Allora provò a dire qualcosa, allungò le mani
verso quei
due, proprio non ce la faceva a dire qualcosa. -Guarda!- Disse Lola di
Valenza. -
Loro
non sanno!-
E Gabriel strinse forte i denti come a
volersi cacciare le ultime parole di bocca. Avrebbe detto... "folle anche
tu, lurida puttana!"
oppure... "ed io che
sono a morire qui per te..." - L'uomo deve
pur morire per un ideale mio caro Alexander... cosa importa poi se
questo sia l'ideale altrui? - Disse Lola di
Valenza. - Mi
è chiaro da molto tempo ormai... -Ed
io avevo capito che uomo dall'indomabile carattere sei tu, ed ora
capisco anche perché quella ragazzina sta collezionando
teste
pur di salvare la tua pelle. Sei un veggente, colui che
può vedere oltre e che non si cura di incontrare la morte.
La
morte...- Pensò.
-Ora che sai
che i russi non sono l'origine, e che io ho ingannato persino loro...

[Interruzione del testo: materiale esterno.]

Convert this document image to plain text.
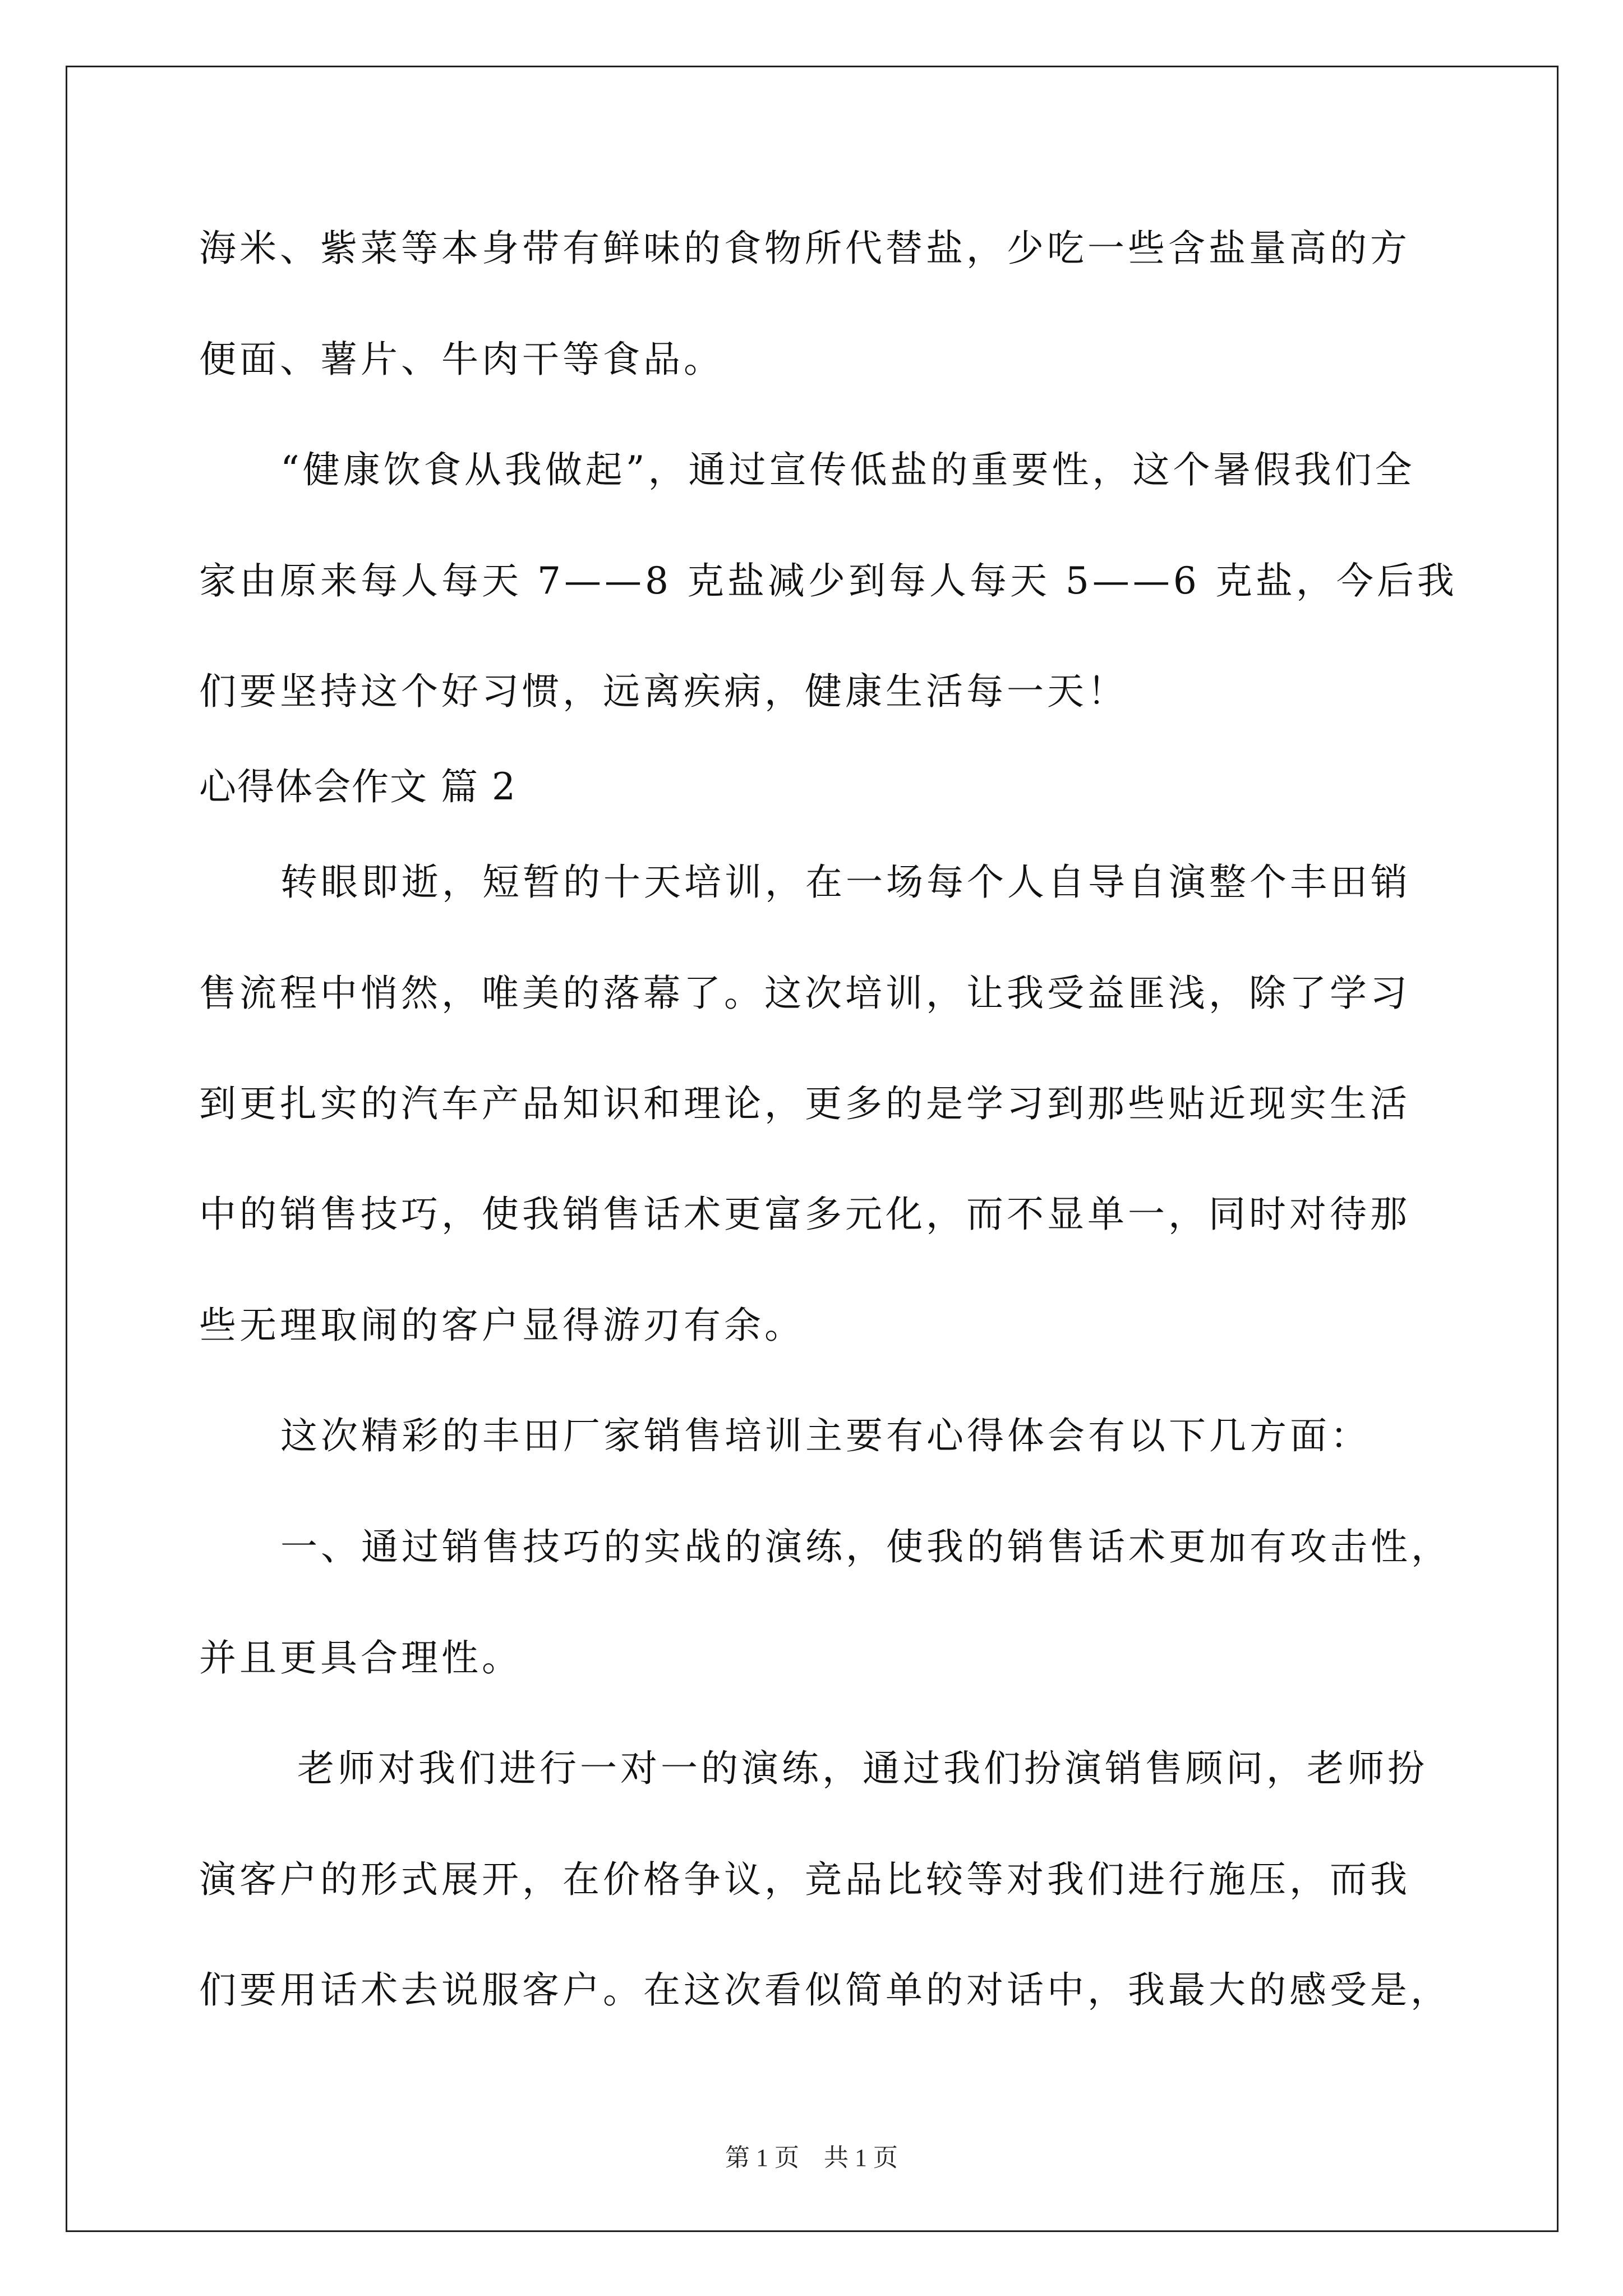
海米、紫菜等本身带有鲜味的食物所代替盐，少吃一些含盐量高的方
便面、薯片、牛肉干等食品。
“健康饮食从我做起”，通过宣传低盐的重要性，这个暑假我们全
家由原来每人每天 7——8 克盐减少到每人每天 5——6 克盐，今后我
们要坚持这个好习惯，远离疾病，健康生活每一天！
心得体会作文 篇 2
转眼即逝，短暂的十天培训，在一场每个人自导自演整个丰田销
售流程中悄然，唯美的落幕了。这次培训，让我受益匪浅，除了学习
到更扎实的汽车产品知识和理论，更多的是学习到那些贴近现实生活
中的销售技巧，使我销售话术更富多元化，而不显单一，同时对待那
些无理取闹的客户显得游刃有余。
这次精彩的丰田厂家销售培训主要有心得体会有以下几方面：
一、通过销售技巧的实战的演练，使我的销售话术更加有攻击性，
并且更具合理性。
老师对我们进行一对一的演练，通过我们扮演销售顾问，老师扮
演客户的形式展开，在价格争议，竞品比较等对我们进行施压，而我
们要用话术去说服客户。在这次看似简单的对话中，我最大的感受是，
第 1 页　共 1 页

dovrei ucciderti lo sai? -Ma non lo
farai...-
Rispose fiero e altezzoso Ludovich. -Perché
se tu avessi voluto farlo.- Continuò il giovane...- lo
avresti fatto quando ero prigioniero a
Bagno Vignoni, ma in quell'occasione mi hai lasciato libero nonostante
tu potessi già immaginare dei pericoli che avrei potuto
causarti.- Lola di Valenza assunse ancora una volta
quell'impassibilità statuaria degna di un ferreo generale.
Prese Ludovich
per mano e lo portò lungo la rampa. Il giovane era ancora
molto
scosso, sapeva che da lì a poco quella donna avrebbe potuto
ucciderlo. -Rimuovete
quel corpo! Alla svelta!- Urlò lei quando
sentì le guardie entrare. Si riferiva a Gabriel che ormai giaceva morto a
terra. Ma Lola di
Valenza
non si fermò continuò a
correre per le rampe e si tirava a se Ludovich. Non
c'era da fuggire anche se avesse voluto e più salivano in
alto al palazzo e più
si Ludovich
sentiva stretto in una morsa mortale. Che fosse solo la
soddisfazione di aver smascherato quel
grande enigma? Era quasi contento. Era convinto di trarre
vantaggio enorme da quella
incantevole donna e come già detto né era allo
stesso
tempo una vittima, un innamorato avvelenato senza pozione di
risanamento a portata di mano. -Cosa vuoi
fare?-
Chiese lui una volta giunti nella stanza da letto. -Lavati e
poi te lo spiegherò dopo.-
Gli ordinò lei. Lui allora si spogliò
prima ancora
di andare nel bagno. Tolse al volo un orrendo giaccone nero. Ruppe i
bottoni di una camicia, sfilò la cintura dei pantaloni una
volta
che rimase in mutande. Gli si avvicinò lei e con
una mano
agguantò il suo petto ad altezza del cuore. Con la cintura
ancora in mano lui la colpì violentemente. Rimase un livido
violaceo su quel braccio candido. Tolse il braccio con netto ritardo. -Perché
sei così indisposto nei miei confronti?Non voglio ucciderti.- Lui non rispose,
andò nel bagno e si immerse nell'acqua.